Audubon kept a young kestrel as a pet after he found it had fallen from its nest.  He successfully reared it, and the bird learned to hunt on its own.  This led to its downfall.  Nero (the name Audubon bestowed upon the falcon) made the mistake of attacking some newly hatched chicks.  The mother hen rushed to their defense and pecked the little kestrel to death.

Cotton rat (Sigmodon hispidus).  Quite common in the southeast.

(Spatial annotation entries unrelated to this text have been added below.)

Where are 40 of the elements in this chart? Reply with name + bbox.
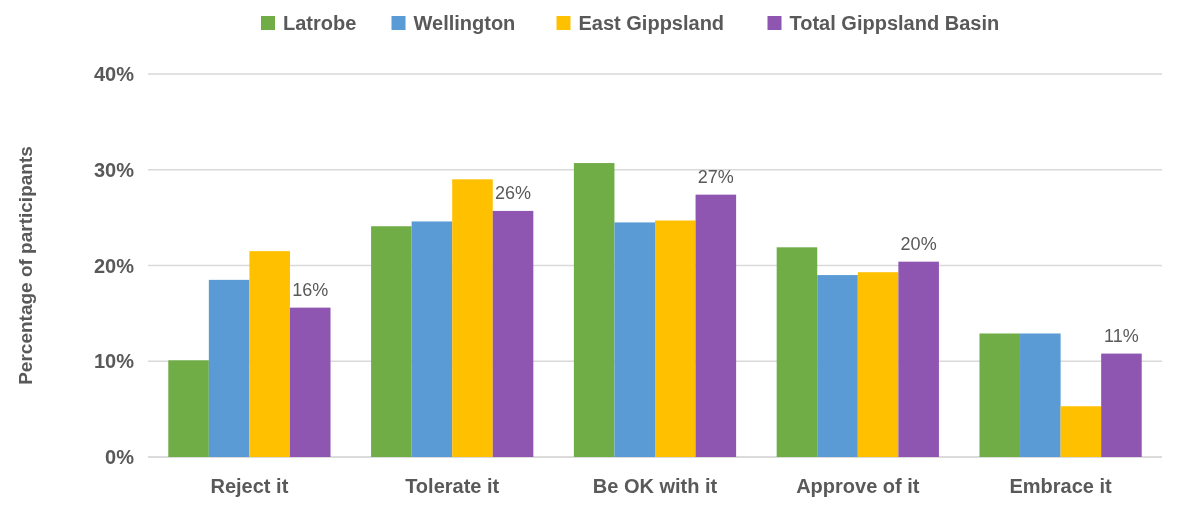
bar	[1101, 353, 1142, 457]
bar	[857, 272, 899, 457]
bar	[371, 226, 412, 457]
x-tick-label: Be OK with it	[592, 475, 718, 497]
x-tick-label: Embrace it	[1009, 475, 1113, 497]
bar	[776, 247, 818, 457]
bar	[1060, 406, 1102, 457]
bar	[1020, 333, 1061, 457]
bar	[573, 163, 615, 457]
y-tick-label: 40%	[93, 63, 135, 85]
legend-label: East Gippsland	[578, 12, 725, 34]
bar	[249, 251, 290, 457]
y-tick-label: 30%	[93, 158, 135, 181]
data-label: 20%	[900, 233, 937, 254]
bar	[979, 333, 1021, 457]
data-label: 16%	[292, 279, 329, 300]
data-label: 26%	[495, 182, 532, 203]
bar	[492, 210, 534, 457]
legend-label: Total Gippsland Basin	[789, 12, 1000, 34]
data-label: 11%	[1104, 325, 1139, 346]
y-tick-label: 0%	[105, 446, 135, 468]
bar	[411, 221, 453, 457]
bar	[655, 220, 696, 457]
x-tick-label: Approve of it	[796, 475, 920, 497]
y-tick-label: 20%	[93, 254, 135, 277]
bar	[289, 307, 331, 457]
bar	[898, 261, 939, 457]
bar	[452, 179, 493, 457]
bar	[695, 194, 737, 457]
bar	[168, 360, 209, 457]
bar	[817, 275, 858, 457]
legend-label: Latrobe	[283, 12, 357, 34]
bar	[208, 279, 250, 457]
bar	[614, 222, 655, 457]
x-tick-label: Tolerate it	[405, 475, 500, 497]
data-label: 27%	[697, 166, 734, 187]
y-tick-label: 10%	[93, 350, 135, 373]
legend-label: Wellington	[413, 12, 516, 34]
x-tick-label: Reject it	[210, 475, 289, 497]
y-axis-title: Percentage of participants	[15, 146, 36, 385]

Cotton rats favor early successional habitat–grassy clearings and overgrown fields, thus explaining why they’re found on roadside rights of ways.  Highway maintenence workers keep highway medians in a permanent state of early successional habitat by frequently mowing the grass.  Cotton rats eat green vegetation, especially stems, leaves, and seeds.  They also consume insects and probably quail eggs.  They breed rapidly: gestation is just 27 days, and the females come into heat immediately after giving birth.  This rapid rate of reproduction explains how their populations can explode and provide food for a plethora of predators.

Wakulla Springs 036

Photo I took of a naive young cotton rat at the St. Mark’s Wildlife Refuge in Florida last June.  It was not afraid of me at all.

Cotton rats are very common in the Pleistocene fossil record, and their ancestors likely originated in South America.